Il passaggio ad un innamoramento disfunzionale avverrebbe per la trasformazione del desiderio in ‘bisogno necessario’ e del piacere in ‘sofferenza’, estrema ostinazione nella ricerca e nel mantenimento della relazione, nonostante la consapevolezza delle conseguenze negative, la focalizzazione (salience), il desiderio compulsivo (craving), l’impegno ossessivo, la perseveranza di comportamenti problematici e la compromissione dei sistemi di controllo di questi, dipendenza emotiva e fisica, ritiro e ricaduta. Inoltre, quando una relazione finisce, le persone innamorate hanno dei sintomi d’astinenza che sono simili a quelli che si riscontrano nella sindrome d’astinenza dei tossicodipendenti (depressione, ansia, insonnia o ipersonnia, irritabilità, perdita dell’appetito o abbuffate) che, esattamente come avviene nella tossicodipendenza, portano alla ricaduta (cercare nuovamente il partner nonostante sia stato infedele, violento e altro)”. 

Come si vince questa dipendenza?
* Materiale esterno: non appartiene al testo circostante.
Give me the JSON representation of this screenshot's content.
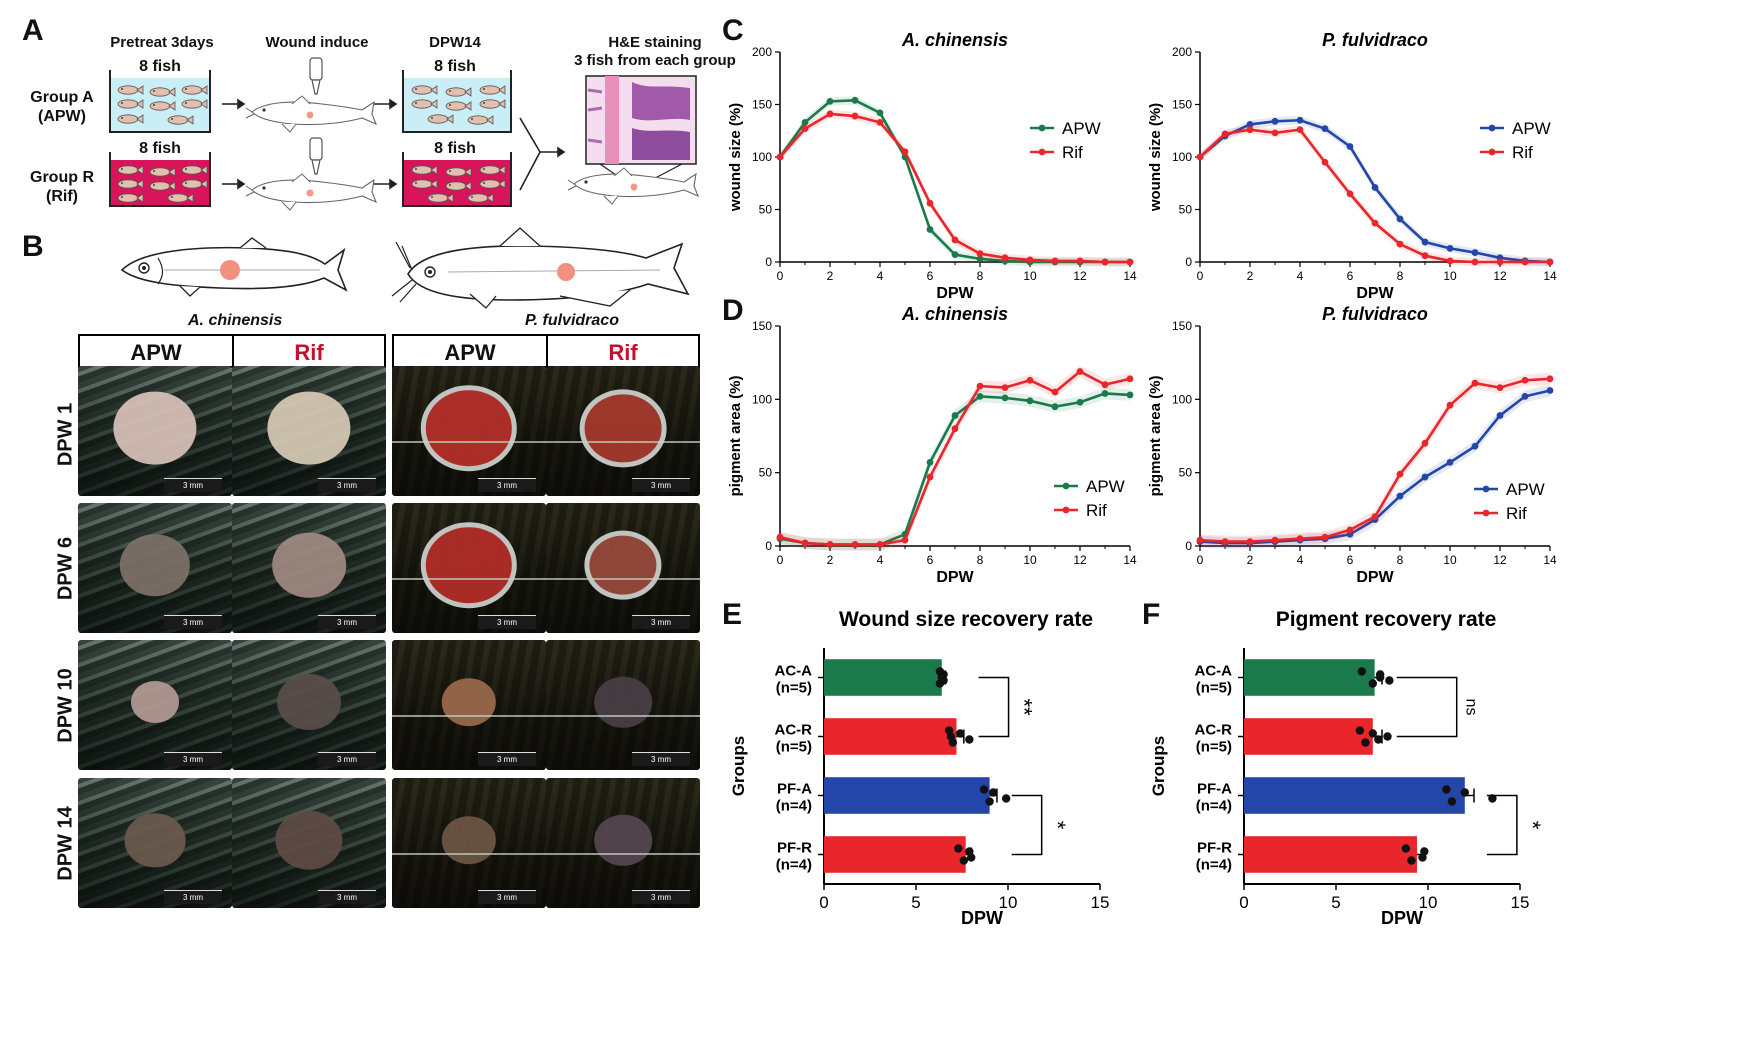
{
  "panels": {
    "A": "A",
    "B": "B",
    "C": "C",
    "D": "D",
    "E": "E",
    "F": "F"
  },
  "panelA": {
    "step1": "Pretreat 3days",
    "step2": "Wound induce",
    "step3": "DPW14",
    "step4_line1": "H&E staining",
    "step4_line2": "3 fish from each group",
    "tank_label": "8 fish",
    "groupA_line1": "Group A",
    "groupA_line2": "(APW)",
    "groupR_line1": "Group R",
    "groupR_line2": "(Rif)",
    "colors": {
      "apw_tank": "#c9eef5",
      "rif_tank": "#d8145a"
    }
  },
  "panelB": {
    "species1": "A. chinensis",
    "species2": "P. fulvidraco",
    "col_headers": [
      "APW",
      "Rif",
      "APW",
      "Rif"
    ],
    "rows": [
      "DPW 1",
      "DPW 6",
      "DPW 10",
      "DPW 14"
    ],
    "scale_label": "3 mm"
  },
  "colors": {
    "apw_green": "#1a7a4c",
    "rif_red": "#e8262b",
    "apw_blue": "#2346a8"
  },
  "chart_data": [
    {
      "id": "C1",
      "type": "line",
      "title": "A. chinensis",
      "xlabel": "DPW",
      "ylabel": "wound size (%)",
      "xlim": [
        0,
        14
      ],
      "ylim": [
        0,
        200
      ],
      "xticks": [
        "0",
        "2",
        "4",
        "6",
        "8",
        "10",
        "12",
        "14"
      ],
      "yticks": [
        "0",
        "50",
        "100",
        "150",
        "200"
      ],
      "series": [
        {
          "name": "APW",
          "color": "#1a7a4c",
          "x": [
            0,
            1,
            2,
            3,
            4,
            5,
            6,
            7,
            8,
            9,
            10,
            11,
            12,
            13,
            14
          ],
          "y": [
            100,
            133,
            153,
            154,
            142,
            100,
            31,
            7,
            3,
            1,
            0,
            0,
            0,
            0,
            0
          ]
        },
        {
          "name": "Rif",
          "color": "#e8262b",
          "x": [
            0,
            1,
            2,
            3,
            4,
            5,
            6,
            7,
            8,
            9,
            10,
            11,
            12,
            13,
            14
          ],
          "y": [
            100,
            127,
            141,
            139,
            133,
            105,
            56,
            21,
            8,
            4,
            2,
            1,
            1,
            0,
            0
          ]
        }
      ]
    },
    {
      "id": "C2",
      "type": "line",
      "title": "P. fulvidraco",
      "xlabel": "DPW",
      "ylabel": "wound size (%)",
      "xlim": [
        0,
        14
      ],
      "ylim": [
        0,
        200
      ],
      "xticks": [
        "0",
        "2",
        "4",
        "6",
        "8",
        "10",
        "12",
        "14"
      ],
      "yticks": [
        "0",
        "50",
        "100",
        "150",
        "200"
      ],
      "series": [
        {
          "name": "APW",
          "color": "#2346a8",
          "x": [
            0,
            1,
            2,
            3,
            4,
            5,
            6,
            7,
            8,
            9,
            10,
            11,
            12,
            13,
            14
          ],
          "y": [
            100,
            120,
            131,
            134,
            135,
            127,
            110,
            71,
            41,
            19,
            13,
            9,
            4,
            1,
            0
          ]
        },
        {
          "name": "Rif",
          "color": "#e8262b",
          "x": [
            0,
            1,
            2,
            3,
            4,
            5,
            6,
            7,
            8,
            9,
            10,
            11,
            12,
            13,
            14
          ],
          "y": [
            100,
            122,
            126,
            123,
            126,
            95,
            65,
            37,
            17,
            6,
            1,
            0,
            0,
            0,
            0
          ]
        }
      ]
    },
    {
      "id": "D1",
      "type": "line",
      "title": "A. chinensis",
      "xlabel": "DPW",
      "ylabel": "pigment area (%)",
      "xlim": [
        0,
        14
      ],
      "ylim": [
        0,
        150
      ],
      "xticks": [
        "0",
        "2",
        "4",
        "6",
        "8",
        "10",
        "12",
        "14"
      ],
      "yticks": [
        "0",
        "50",
        "100",
        "150"
      ],
      "series": [
        {
          "name": "APW",
          "color": "#1a7a4c",
          "x": [
            0,
            1,
            2,
            3,
            4,
            5,
            6,
            7,
            8,
            9,
            10,
            11,
            12,
            13,
            14
          ],
          "y": [
            5,
            2,
            1,
            1,
            1,
            8,
            57,
            89,
            102,
            101,
            99,
            95,
            98,
            104,
            103
          ]
        },
        {
          "name": "Rif",
          "color": "#e8262b",
          "x": [
            0,
            1,
            2,
            3,
            4,
            5,
            6,
            7,
            8,
            9,
            10,
            11,
            12,
            13,
            14
          ],
          "y": [
            6,
            2,
            1,
            1,
            1,
            4,
            47,
            80,
            109,
            108,
            113,
            105,
            119,
            110,
            114
          ]
        }
      ]
    },
    {
      "id": "D2",
      "type": "line",
      "title": "P. fulvidraco",
      "xlabel": "DPW",
      "ylabel": "pigment area (%)",
      "xlim": [
        0,
        14
      ],
      "ylim": [
        0,
        150
      ],
      "xticks": [
        "0",
        "2",
        "4",
        "6",
        "8",
        "10",
        "12",
        "14"
      ],
      "yticks": [
        "0",
        "50",
        "100",
        "150"
      ],
      "series": [
        {
          "name": "APW",
          "color": "#2346a8",
          "x": [
            0,
            1,
            2,
            3,
            4,
            5,
            6,
            7,
            8,
            9,
            10,
            11,
            12,
            13,
            14
          ],
          "y": [
            3,
            2,
            2,
            3,
            4,
            5,
            8,
            18,
            34,
            47,
            57,
            68,
            89,
            102,
            106
          ]
        },
        {
          "name": "Rif",
          "color": "#e8262b",
          "x": [
            0,
            1,
            2,
            3,
            4,
            5,
            6,
            7,
            8,
            9,
            10,
            11,
            12,
            13,
            14
          ],
          "y": [
            4,
            3,
            3,
            4,
            5,
            6,
            11,
            20,
            49,
            70,
            96,
            111,
            108,
            113,
            114
          ]
        }
      ]
    },
    {
      "id": "E",
      "type": "bar",
      "orientation": "horizontal",
      "title": "Wound size recovery rate",
      "xlabel": "DPW",
      "ylabel": "Groups",
      "xlim": [
        0,
        15
      ],
      "xticks": [
        "0",
        "5",
        "10",
        "15"
      ],
      "categories": [
        "AC-A\n(n=5)",
        "AC-R\n(n=5)",
        "PF-A\n(n=4)",
        "PF-R\n(n=4)"
      ],
      "cat_line1": [
        "AC-A",
        "AC-R",
        "PF-A",
        "PF-R"
      ],
      "cat_line2": [
        "(n=5)",
        "(n=5)",
        "(n=4)",
        "(n=4)"
      ],
      "values": [
        6.4,
        7.2,
        9.0,
        7.7
      ],
      "errors": [
        0.2,
        0.4,
        0.4,
        0.3
      ],
      "colors": [
        "#1a7a4c",
        "#e8262b",
        "#2346a8",
        "#e8262b"
      ],
      "points": [
        [
          6.3,
          6.3,
          6.5,
          6.5,
          6.4
        ],
        [
          6.8,
          7.0,
          7.4,
          7.9,
          6.9
        ],
        [
          8.7,
          9.0,
          9.2,
          9.9
        ],
        [
          7.3,
          7.6,
          7.9,
          8.0
        ]
      ],
      "significance": [
        {
          "pair": [
            0,
            1
          ],
          "label": "**"
        },
        {
          "pair": [
            2,
            3
          ],
          "label": "*"
        }
      ]
    },
    {
      "id": "F",
      "type": "bar",
      "orientation": "horizontal",
      "title": "Pigment recovery rate",
      "xlabel": "DPW",
      "ylabel": "Groups",
      "xlim": [
        0,
        15
      ],
      "xticks": [
        "0",
        "5",
        "10",
        "15"
      ],
      "categories": [
        "AC-A\n(n=5)",
        "AC-R\n(n=5)",
        "PF-A\n(n=4)",
        "PF-R\n(n=4)"
      ],
      "cat_line1": [
        "AC-A",
        "AC-R",
        "PF-A",
        "PF-R"
      ],
      "cat_line2": [
        "(n=5)",
        "(n=5)",
        "(n=4)",
        "(n=4)"
      ],
      "values": [
        7.1,
        7.0,
        12.0,
        9.4
      ],
      "errors": [
        0.4,
        0.5,
        0.5,
        0.3
      ],
      "colors": [
        "#1a7a4c",
        "#e8262b",
        "#2346a8",
        "#e8262b"
      ],
      "points": [
        [
          6.4,
          7.0,
          7.4,
          7.9,
          7.4
        ],
        [
          6.3,
          6.6,
          7.0,
          7.3,
          7.8
        ],
        [
          11.0,
          11.3,
          12.0,
          13.5
        ],
        [
          8.8,
          9.1,
          9.8,
          9.7
        ]
      ],
      "significance": [
        {
          "pair": [
            0,
            1
          ],
          "label": "ns"
        },
        {
          "pair": [
            2,
            3
          ],
          "label": "*"
        }
      ]
    }
  ]
}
Quali consigli si possono dare, oltre a una preziosa psicoterapia? 

“A seconda del singolo caso, si potrebbe aiutare la persona con dipendenza affettiva attraverso sostegno psicologico o counseling, se abbiamo a che fare con semplici interventi di ‘elaborazione del lutto/separazione’, oppure con psicoterapia strutturata, a seconda della storia di vita specifica del paziente, predisponendo e condividendo obiettivi soggettivi a breve e lungo termine.

In psicoterapia, prima di tutto occorre riconoscere lo stato mentale prevalente di sofferenza (vuoto depressivo, vuoto disorganizzato, ansia e/o rabbia) ed intervenire sulla consapevolezza della difficoltà di identificare delle alternative comportamentali e scopi di vita costruttivi. Ci si muoverà tra il cambiamento e l’accettazione, con tecniche che incrementino l’autonomia, la regolazione emotiva e l’autoefficacia.

A volte può esserci bisogno di intervenire nel profondo, attraverso il riconoscimento di quelli schemi di sé che la persona porta addosso da sempre, a partire da esperienze familiari precoci di abbandono, di trascuratezza fisica ed emotiva, di maltrattamenti, abusi ecc., che generalmente sono alla base della convinzione di non valere nulla e di non essere degni di essere amati. Altre volte oggetto di trattamento specifico possono essere la paura del rifiuto, della solitudine o del timore che sia troppo tardi per ricominciare una nuova vita.

Grazie a questo lavoro si creano le basi perché i pazienti possano da un lato formare relazioni affettive basate sulla reciprocità in cui sentirsi finalmente amati e accettati, o perché possano mantenere un senso di amabilità e valore personale, accompagnati da un senso di attività anche quando tali relazioni mancano.

La dipendenza affettiva può essere scatenata da un evento traumatico familiare?

“Fermo restando che ogni storia umana è unica e non cedendo alla tentazione di semplicistiche generalizzazioni sulle origini e cause scatenanti la dipendenza affettiva, possiamo dal punto di vista clinico accennare ad alcune frequenti associazioni nelle anamnesi. Per esempio, fattori predisponenti la dipendenza affettiva, partendo da un’ipotesi di ‘vulnerabilità personale’, possono essere ricercati in storie di traumi infantili (abbandono/instabilità, abuso, deprivazione, esclusione), un contesto di crescita invalidante emotivamente o un attaccamento insicuro alle figure genitoriali, con conseguenti associazioni a fenomeni dissociativi, disregolazione emotiva, invischiamento/sé poco sviluppato, vulnerabilità e senso di inadeguatezza/indegnità.

Queste storia di vita spesso conducono in età adulta a sviluppare Disturbi di Personalità che presentano difficoltà relazionali proprio inerenti l’autodirezionalità, la cooperatività, la stabilità affettiva/intimità, che andranno adeguatamente affrontati. Dunque, più che intervenire sulle cause si tratta di intervenire da adulti sui fattori di mantenimento della problematica psicologica”.